Also there is a washingtonpost.com original, where BBC is only talking about
it, and the original was extensively commented on HN recently:

[https://news.ycombinator.com/item?id=22297963](https://news.ycombinator.com/item?id=22297963)

To those who earlier read about the company (even in Wikipedia!) before the
article appeared the first part of that long article had almost no big
surprises, describing more the general context. The "new" news are the BND
involvement and the actual partial ownership by the CIA, but all that lacks
the juicy details.

The _second_ part, having more details, is actually very interesting, the
things that appear like in the movies.

For example, an interesting coincidence about what happened to the son of the
company's founder:

"Hagelin had once hoped to turn control over to his son, Bo. But U.S.
intelligence officials regarded him as a “wild card” and worked to conceal the
partnership from him.

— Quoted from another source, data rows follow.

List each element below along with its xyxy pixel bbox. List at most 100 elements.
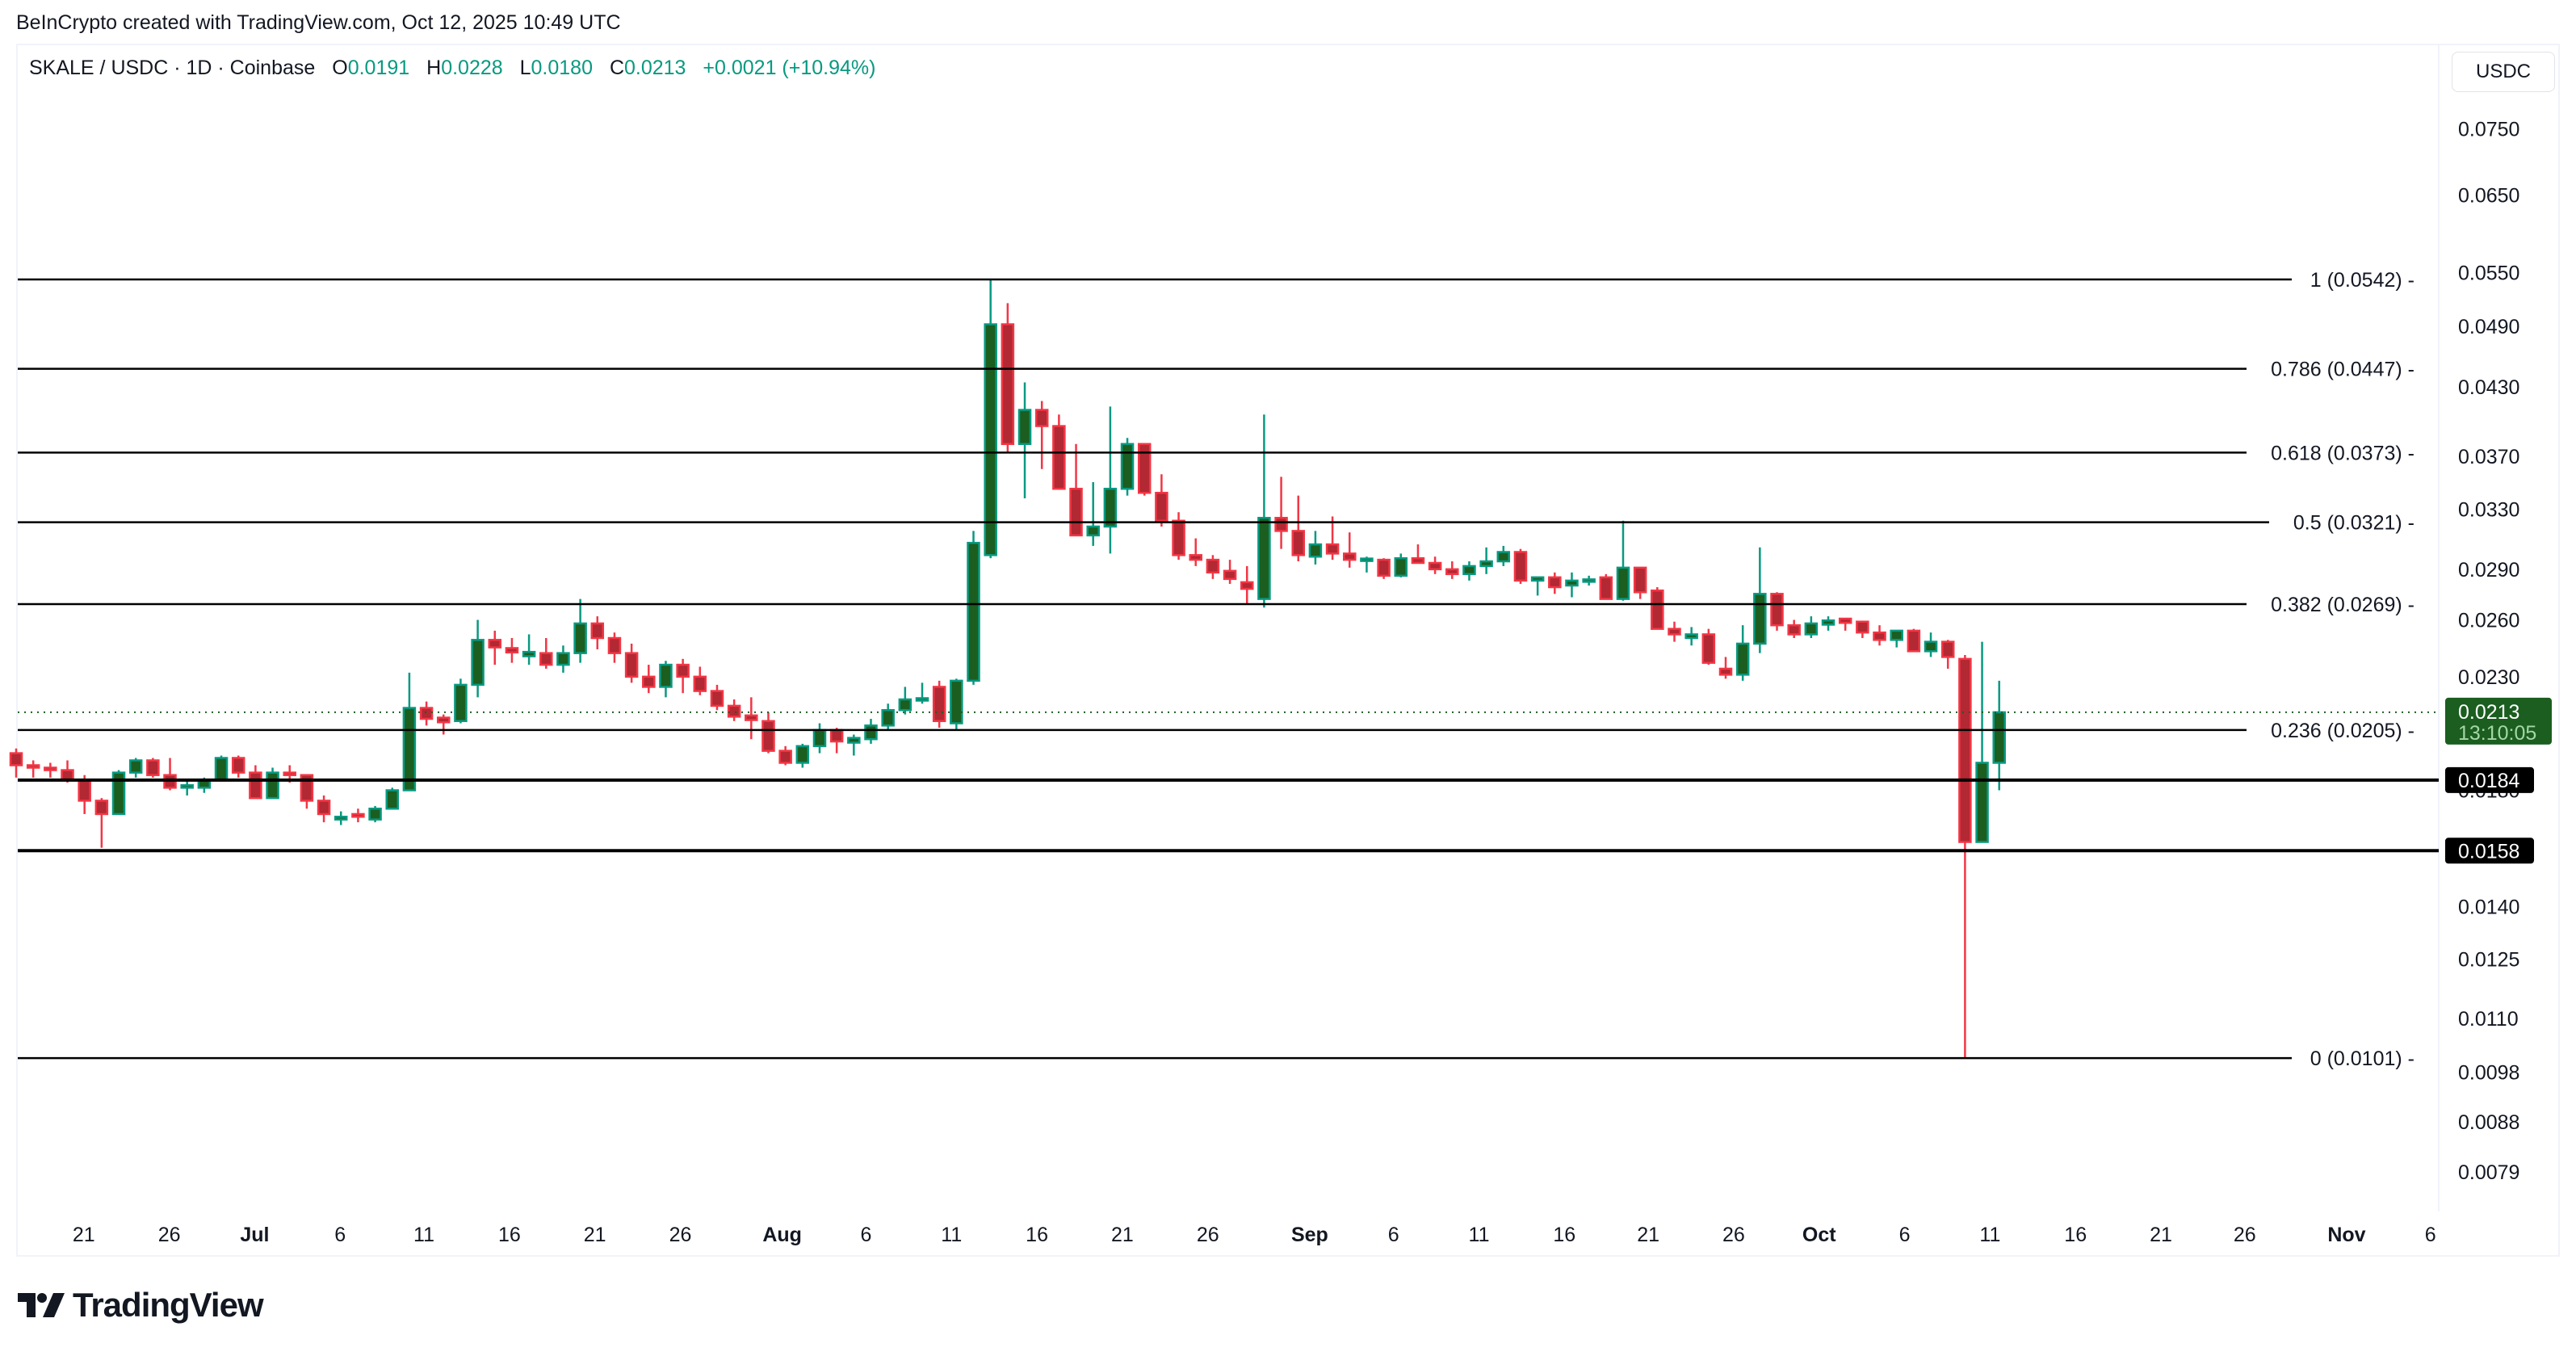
fib-level[interactable]: 0.618 (0.0373) -	[18, 442, 2414, 464]
fib-retracement[interactable]: 1 (0.0542) - 0.786 (0.0447) - 0.618 (0.037…	[18, 269, 2439, 1070]
candle[interactable]	[1411, 544, 1425, 565]
candle[interactable]	[1804, 616, 1819, 639]
fib-level[interactable]: 0 (0.0101) -	[18, 1048, 2414, 1070]
candle[interactable]	[488, 630, 502, 666]
candle[interactable]	[1890, 629, 1903, 648]
fib-level[interactable]: 0.5 (0.0321) -	[18, 512, 2414, 535]
chart-frame[interactable]	[16, 44, 2560, 1257]
candle[interactable]	[1155, 474, 1168, 527]
candle[interactable]	[1206, 555, 1220, 579]
candle[interactable]	[1343, 532, 1357, 568]
fib-level[interactable]: 1 (0.0542) -	[18, 269, 2414, 292]
candle[interactable]	[1633, 566, 1647, 599]
candle[interactable]	[898, 686, 913, 715]
candle[interactable]	[539, 638, 553, 669]
candle[interactable]	[146, 758, 160, 778]
candle[interactable]	[984, 279, 997, 559]
candle[interactable]	[266, 767, 279, 800]
candle[interactable]	[1496, 545, 1511, 566]
candle[interactable]	[1172, 512, 1185, 561]
candle[interactable]	[1428, 556, 1442, 574]
candle[interactable]	[1189, 538, 1202, 566]
candle[interactable]	[1103, 406, 1118, 554]
candle[interactable]	[1735, 625, 1750, 681]
candle[interactable]	[556, 645, 570, 673]
candle[interactable]	[26, 760, 40, 778]
candle[interactable]	[1017, 382, 1032, 498]
price-axis[interactable]: 0.0750 0.0650 0.0550 0.0490 0.0430 0.0370 0.03…	[2438, 45, 2519, 1211]
candle[interactable]	[573, 598, 587, 663]
candle[interactable]	[676, 658, 690, 694]
candle[interactable]	[624, 643, 639, 683]
candle[interactable]	[778, 745, 792, 766]
candle[interactable]	[745, 697, 758, 740]
candle[interactable]	[1958, 655, 1972, 1059]
candle[interactable]	[1616, 520, 1630, 601]
candle[interactable]	[385, 787, 399, 810]
candle[interactable]	[1001, 303, 1015, 453]
candle[interactable]	[522, 634, 536, 666]
candle[interactable]	[214, 755, 229, 782]
candle[interactable]	[1223, 560, 1237, 584]
symbol-title[interactable]: SKALE / USDC · 1D · Coinbase	[29, 57, 316, 79]
candle[interactable]	[505, 638, 519, 663]
candle[interactable]	[1052, 414, 1066, 490]
candle[interactable]	[368, 805, 382, 823]
candle[interactable]	[1718, 657, 1733, 679]
candle[interactable]	[1462, 561, 1476, 581]
candle[interactable]	[607, 632, 622, 663]
candle[interactable]	[163, 758, 177, 791]
candle[interactable]	[1668, 621, 1681, 642]
candle[interactable]	[419, 701, 434, 726]
candle[interactable]	[1770, 592, 1784, 631]
candle[interactable]	[1924, 632, 1938, 657]
candle[interactable]	[1838, 617, 1852, 631]
candle[interactable]	[1274, 477, 1288, 549]
candle[interactable]	[932, 680, 946, 728]
candle[interactable]	[94, 798, 109, 848]
candle[interactable]	[812, 723, 827, 754]
candle[interactable]	[1975, 641, 1989, 843]
candle[interactable]	[967, 531, 980, 685]
currency-button[interactable]: USDC	[2452, 52, 2555, 92]
candle[interactable]	[710, 684, 724, 711]
candle[interactable]	[881, 703, 895, 730]
candle[interactable]	[1034, 401, 1049, 469]
candle[interactable]	[1445, 561, 1459, 579]
candle[interactable]	[1907, 628, 1921, 653]
candle[interactable]	[829, 728, 844, 754]
candle[interactable]	[950, 678, 963, 730]
candle[interactable]	[1753, 547, 1767, 653]
candle[interactable]	[1240, 565, 1254, 604]
candle[interactable]	[1856, 620, 1869, 639]
candle[interactable]	[590, 616, 605, 649]
candle[interactable]	[727, 699, 741, 721]
candle[interactable]	[9, 748, 23, 778]
candle[interactable]	[1086, 481, 1100, 546]
candle[interactable]	[659, 661, 673, 698]
time-axis[interactable]: 21 26 Jul 6 11 16 21 26 Aug 6 11 16 21 26 Sep 6 11 16 21 26…	[73, 1224, 2436, 1246]
candle[interactable]	[1325, 516, 1340, 561]
candle[interactable]	[1940, 640, 1955, 669]
candle[interactable]	[351, 808, 365, 823]
candle[interactable]	[1548, 572, 1562, 594]
fib-level[interactable]: 0.382 (0.0269) -	[18, 594, 2414, 616]
candle[interactable]	[437, 714, 451, 735]
candle[interactable]	[847, 734, 861, 756]
candle[interactable]	[111, 770, 126, 816]
candle[interactable]	[1599, 573, 1613, 600]
candle[interactable]	[693, 666, 707, 695]
candle[interactable]	[1308, 531, 1323, 565]
candle[interactable]	[1479, 547, 1493, 574]
candle[interactable]	[128, 758, 143, 778]
candle[interactable]	[334, 811, 348, 825]
candle[interactable]	[180, 779, 194, 796]
candle[interactable]	[1530, 576, 1545, 596]
candle[interactable]	[864, 719, 878, 744]
candle[interactable]	[642, 665, 656, 694]
candle[interactable]	[1069, 443, 1083, 537]
candle[interactable]	[1120, 438, 1135, 496]
candle[interactable]	[1137, 443, 1152, 496]
candle[interactable]	[317, 795, 331, 823]
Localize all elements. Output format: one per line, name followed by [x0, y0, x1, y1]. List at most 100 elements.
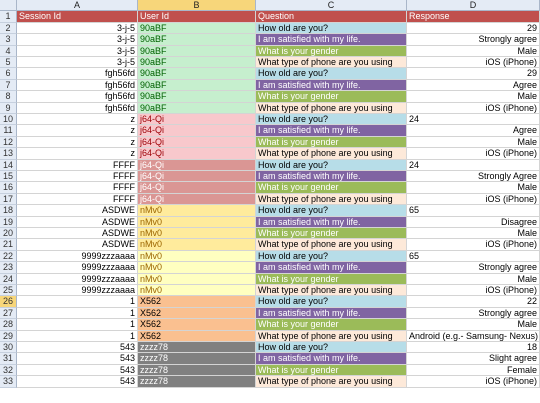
cell-response[interactable]: 24 [407, 159, 540, 171]
row-number[interactable]: 30 [0, 342, 17, 354]
row-number[interactable]: 3 [0, 34, 17, 46]
cell-session-id[interactable]: ASDWE [17, 205, 138, 217]
cell-session-id[interactable]: 3-j-5 [17, 57, 138, 69]
cell-user-id[interactable]: 90aBF [138, 34, 256, 46]
cell-response[interactable]: 29 [407, 68, 540, 80]
row-number[interactable]: 19 [0, 216, 17, 228]
cell-question[interactable]: What type of phone are you using [256, 330, 407, 342]
cell-session-id[interactable]: z [17, 125, 138, 137]
cell-response[interactable]: Agree [407, 125, 540, 137]
row-number[interactable]: 31 [0, 353, 17, 365]
cell-user-id[interactable]: zzzz78 [138, 353, 256, 365]
cell-response[interactable]: Agree [407, 79, 540, 92]
cell-user-id[interactable]: nMv0 [138, 262, 256, 274]
cell-response[interactable]: 22 [407, 296, 540, 308]
cell-response[interactable]: 24 [407, 114, 540, 126]
cell-response[interactable]: Female [407, 364, 540, 377]
row-number[interactable]: 17 [0, 193, 17, 206]
cell-user-id[interactable]: 90aBF [138, 22, 256, 35]
cell-session-id[interactable]: FFFF [17, 182, 138, 194]
cell-question[interactable]: What type of phone are you using [256, 376, 407, 388]
header-user-id[interactable]: User Id [138, 11, 256, 23]
row-number[interactable]: 26 [0, 296, 17, 308]
cell-question[interactable]: I am satisfied with my life. [256, 125, 407, 137]
cell-user-id[interactable]: nMv0 [138, 216, 256, 228]
cell-response[interactable]: Strongly agree [407, 34, 540, 46]
cell-question[interactable]: How old are you? [256, 159, 407, 171]
cell-question[interactable]: I am satisfied with my life. [256, 216, 407, 228]
row-number[interactable]: 33 [0, 376, 17, 388]
cell-response[interactable]: Male [407, 91, 540, 103]
cell-user-id[interactable]: j64-Qi [138, 148, 256, 160]
cell-user-id[interactable]: X562 [138, 330, 256, 342]
cell-user-id[interactable]: nMv0 [138, 273, 256, 285]
cell-session-id[interactable]: FFFF [17, 159, 138, 171]
cell-user-id[interactable]: zzzz78 [138, 342, 256, 354]
row-number[interactable]: 4 [0, 45, 17, 57]
cell-response[interactable]: iOS (iPhone) [407, 57, 540, 69]
cell-user-id[interactable]: 90aBF [138, 102, 256, 114]
cell-session-id[interactable]: ASDWE [17, 228, 138, 240]
cell-user-id[interactable]: nMv0 [138, 205, 256, 217]
cell-user-id[interactable]: 90aBF [138, 68, 256, 80]
cell-user-id[interactable]: nMv0 [138, 228, 256, 240]
cell-session-id[interactable]: fgh56fd [17, 102, 138, 114]
cell-response[interactable]: Male [407, 136, 540, 149]
cell-question[interactable]: How old are you? [256, 342, 407, 354]
cell-session-id[interactable]: z [17, 148, 138, 160]
header-session-id[interactable]: Session Id [17, 11, 138, 23]
row-number[interactable]: 12 [0, 136, 17, 149]
cell-session-id[interactable]: ASDWE [17, 216, 138, 228]
cell-question[interactable]: How old are you? [256, 296, 407, 308]
cell-response[interactable]: Male [407, 228, 540, 240]
row-number[interactable]: 7 [0, 79, 17, 92]
row-number[interactable]: 8 [0, 91, 17, 103]
cell-question[interactable]: I am satisfied with my life. [256, 79, 407, 92]
cell-user-id[interactable]: j64-Qi [138, 159, 256, 171]
cell-question[interactable]: What type of phone are you using [256, 193, 407, 206]
cell-user-id[interactable]: nMv0 [138, 285, 256, 297]
cell-question[interactable]: What is your gender [256, 228, 407, 240]
cell-session-id[interactable]: z [17, 114, 138, 126]
row-number[interactable]: 9 [0, 102, 17, 114]
cell-user-id[interactable]: 90aBF [138, 45, 256, 57]
cell-user-id[interactable]: zzzz78 [138, 376, 256, 388]
header-question[interactable]: Question [256, 11, 407, 23]
cell-question[interactable]: What is your gender [256, 319, 407, 331]
cell-session-id[interactable]: 1 [17, 330, 138, 342]
row-number[interactable]: 2 [0, 22, 17, 35]
cell-session-id[interactable]: FFFF [17, 193, 138, 206]
cell-response[interactable]: iOS (iPhone) [407, 102, 540, 114]
cell-response[interactable]: Strongly Agree [407, 171, 540, 183]
row-number[interactable]: 32 [0, 364, 17, 377]
row-number[interactable]: 11 [0, 125, 17, 137]
cell-response[interactable]: 29 [407, 22, 540, 35]
cell-question[interactable]: How old are you? [256, 250, 407, 263]
row-number[interactable]: 27 [0, 307, 17, 320]
cell-session-id[interactable]: 543 [17, 376, 138, 388]
row-number[interactable]: 5 [0, 57, 17, 69]
cell-session-id[interactable]: 9999zzzaaaa [17, 250, 138, 263]
row-number[interactable]: 23 [0, 262, 17, 274]
cell-response[interactable]: iOS (iPhone) [407, 148, 540, 160]
row-number[interactable]: 1 [0, 11, 17, 23]
cell-question[interactable]: How old are you? [256, 68, 407, 80]
cell-session-id[interactable]: 9999zzzaaaa [17, 273, 138, 285]
row-number[interactable]: 6 [0, 68, 17, 80]
cell-question[interactable]: What type of phone are you using [256, 148, 407, 160]
cell-response[interactable]: Male [407, 45, 540, 57]
cell-response[interactable]: Male [407, 319, 540, 331]
cell-user-id[interactable]: j64-Qi [138, 136, 256, 149]
row-number[interactable]: 14 [0, 159, 17, 171]
column-header-d[interactable]: D [407, 0, 540, 12]
cell-response[interactable]: iOS (iPhone) [407, 239, 540, 251]
row-number[interactable]: 24 [0, 273, 17, 285]
cell-question[interactable]: I am satisfied with my life. [256, 307, 407, 320]
cell-response[interactable]: Male [407, 182, 540, 194]
cell-question[interactable]: What type of phone are you using [256, 102, 407, 114]
cell-response[interactable]: Android (e.g.- Samsung- Nexus) [407, 330, 540, 342]
cell-question[interactable]: How old are you? [256, 114, 407, 126]
row-number[interactable]: 20 [0, 228, 17, 240]
cell-session-id[interactable]: 3-j-5 [17, 34, 138, 46]
cell-question[interactable]: How old are you? [256, 205, 407, 217]
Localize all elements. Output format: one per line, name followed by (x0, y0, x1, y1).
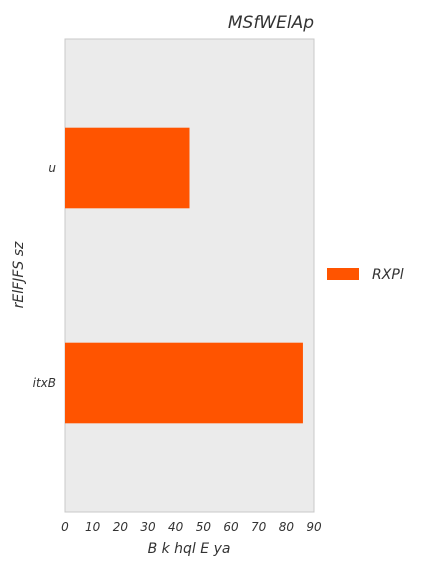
x-tick-label: 80 (279, 520, 295, 534)
bar-u (65, 127, 190, 209)
y-tick-label: u (48, 161, 56, 175)
x-tick-label: 70 (251, 520, 267, 534)
y-tick-labels: u itxB (33, 161, 57, 390)
x-axis-label: B k hql E ya (148, 541, 231, 557)
bars-group (65, 127, 303, 424)
plot-area (64, 38, 315, 513)
legend-label: RXPl (372, 267, 404, 283)
x-tick-label: 10 (85, 520, 101, 534)
x-tick-label: 30 (140, 520, 156, 534)
x-tick-labels: 0 10 20 30 40 50 60 70 80 90 (61, 520, 322, 534)
x-tick-label: 50 (196, 520, 212, 534)
legend-swatch (327, 268, 359, 280)
y-axis-label: rElFJFS sz (11, 241, 27, 308)
x-tick-label: 0 (61, 520, 69, 534)
legend: RXPl (327, 267, 404, 283)
x-tick-label: 60 (223, 520, 239, 534)
y-tick-label: itxB (33, 376, 56, 390)
chart-title: MSfWElAp (228, 13, 314, 33)
x-tick-label: 20 (113, 520, 129, 534)
x-tick-label: 40 (168, 520, 184, 534)
bar-itxB (65, 342, 303, 424)
x-tick-label: 90 (306, 520, 322, 534)
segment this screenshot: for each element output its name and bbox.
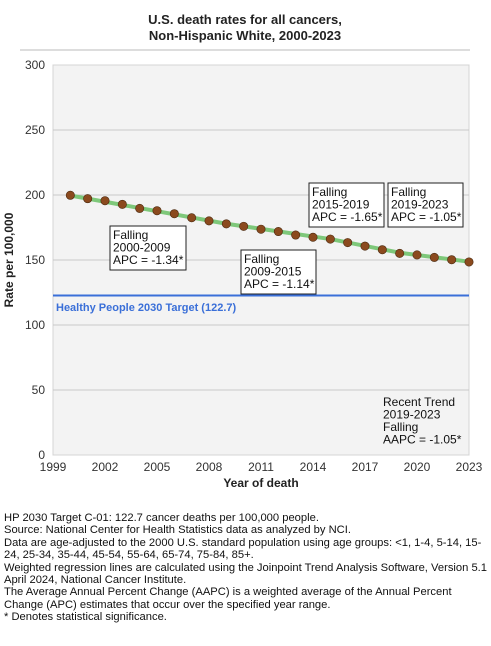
- x-tick-label: 2002: [92, 460, 119, 474]
- data-point: [117, 199, 127, 209]
- annotation-line: 2000-2009: [113, 241, 171, 255]
- x-tick-label: 2005: [144, 460, 171, 474]
- x-axis-label: Year of death: [223, 476, 298, 490]
- annotation-line: APC = -1.05*: [391, 210, 462, 224]
- annotation-box: [308, 182, 385, 228]
- data-point: [169, 209, 179, 219]
- data-point: [239, 221, 249, 231]
- x-tick-label: 2014: [300, 460, 327, 474]
- data-point: [464, 257, 474, 267]
- footnote: Data are age-adjusted to the 2000 U.S. s…: [4, 536, 482, 562]
- annotation-line: Falling: [391, 185, 426, 199]
- data-point: [187, 213, 197, 223]
- footnotes: HP 2030 Target C-01: 122.7 cancer deaths…: [4, 512, 488, 624]
- data-point: [152, 206, 162, 216]
- data-point: [256, 224, 266, 234]
- data-point: [395, 248, 405, 258]
- x-axis-ticks: 1999 2002 2005 2008 2011 2014 2017 2020 2023: [40, 460, 483, 474]
- data-point: [360, 241, 370, 251]
- annotation-box: [240, 249, 317, 295]
- x-tick-label: 2020: [404, 460, 431, 474]
- annotation-line: 2019-2023: [383, 408, 441, 422]
- data-point: [135, 203, 145, 213]
- x-tick-label: 2008: [196, 460, 223, 474]
- chart: U.S. death rates for all cancers, Non-Hi…: [2, 12, 483, 490]
- annotation-line: AAPC = -1.05*: [383, 433, 462, 447]
- footnote: The Average Annual Percent Change (AAPC)…: [4, 586, 452, 611]
- data-point: [65, 190, 75, 200]
- x-tick-label: 2017: [352, 460, 379, 474]
- data-point: [308, 232, 318, 242]
- data-point: [377, 245, 387, 255]
- annotation-line: APC = -1.14*: [244, 277, 315, 291]
- trend-segment: [68, 193, 229, 226]
- footnote: Weighted regression lines are calculated…: [4, 561, 487, 587]
- y-tick-label: 300: [25, 58, 45, 72]
- data-point: [204, 216, 214, 226]
- y-tick-label: 100: [25, 318, 45, 332]
- annotation-line: Falling: [244, 252, 279, 266]
- y-axis-ticks: 0 50 100 150 200 250 300: [25, 58, 45, 462]
- y-tick-label: 200: [25, 188, 45, 202]
- data-points: [65, 190, 474, 267]
- annotation-line: Falling: [312, 185, 347, 199]
- annotation-line: Falling: [383, 420, 418, 434]
- data-point: [273, 227, 283, 237]
- chart-title: U.S. death rates for all cancers,: [148, 12, 342, 27]
- data-point: [412, 250, 422, 260]
- y-tick-label: 150: [25, 253, 45, 267]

Bo Hagelin was killed in a car crash on Washington’s
Beltway in 1970. There were no indications of foul play."

Or:

"Each year, the CIA and BND split any profits Crypto had made, according to
the German history, which says the BND handled the accounting and delivered
the cash owed to the CIA in an underground parking garage."

Or:

"The Germans were taken aback by the Americans’ willingness to spy on all but
its closest allies, with targets including NATO members Spain, Greece, Turkey
and Italy."